Recovery for Virtualized Environments

Cloud infrastructures provide elastic computing resources to client organizations, enabling them to build online applications while avoiding the fixed costs associated to a complete IT infrastructure. However, such organizations are unlikely to fully trust the cloud for the most critical applications. Among other threats, soft errors are expected to increase with the shrinking geometries of transistors, and many errors are left for the software layers to correct and mask. This paper characterizes the behavior of a virtualized environment, using Xen with CentOS as the hypervisor, in presence of soft errors. One of the main threats arises from soft errors directly affecting the hypervisor, as these faults have the potential to disrupt several virtual machines at once. With this in mind, we develop a fault tolerant architecture for cloud applications, which relies on experimental data collected using fault injection to guide its design. This architecture recovers from bit-flip errors with the help of a watchdog timer, to securely reboot the hypervisor.
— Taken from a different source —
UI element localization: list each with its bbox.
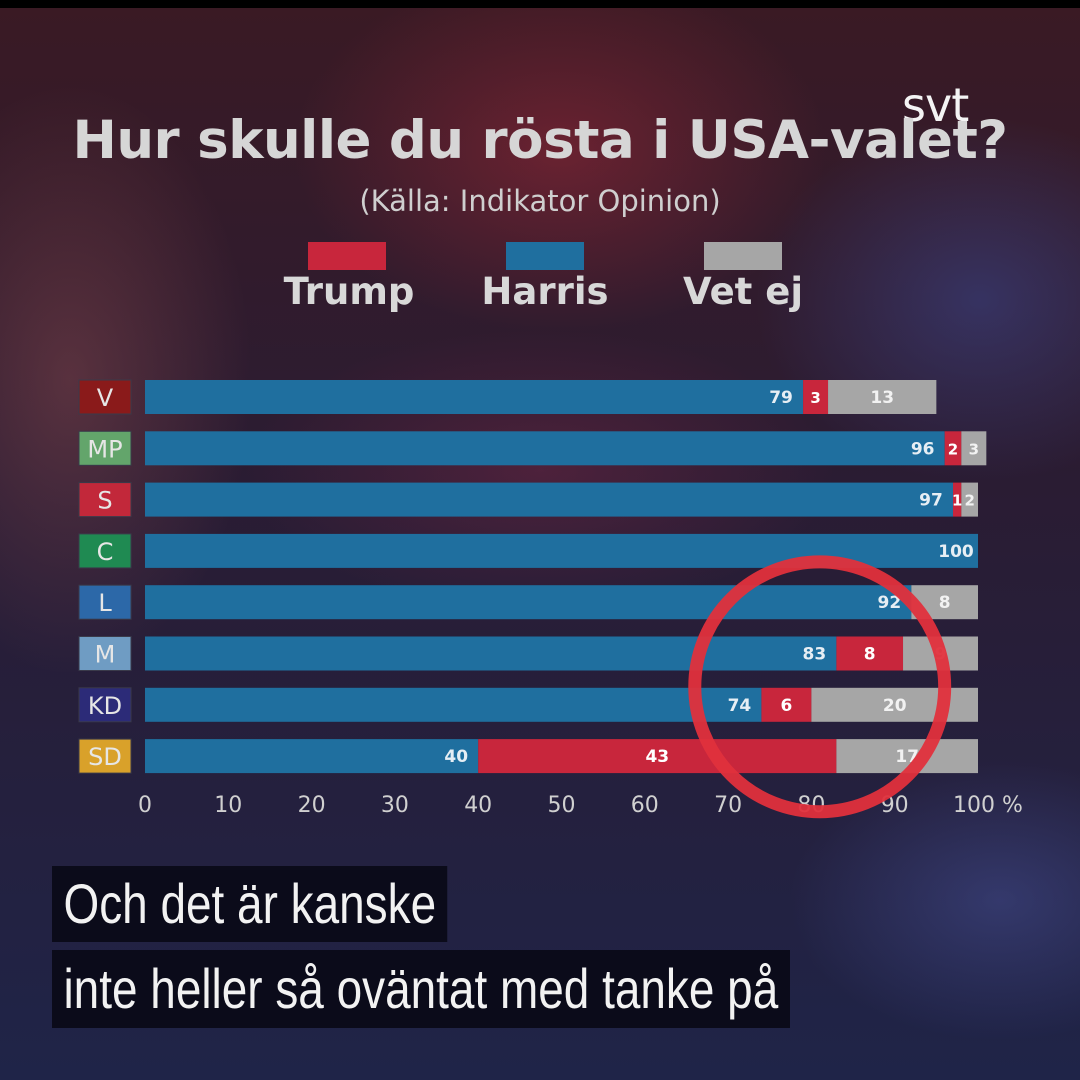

Nevertheless, errors might still propagate outside the system, for example to a client in a client-server interaction. Despite this, our results suggest that our architecture and a few simple techniques, like timers on the client, can recover a very large fraction of errors in client-server applications with small hardware and performance overhead. Conversely, the fraction of errors requiring Byzantine fault-tolerant techniques is quite small, thus restricting those expensive approaches to highly critical applications.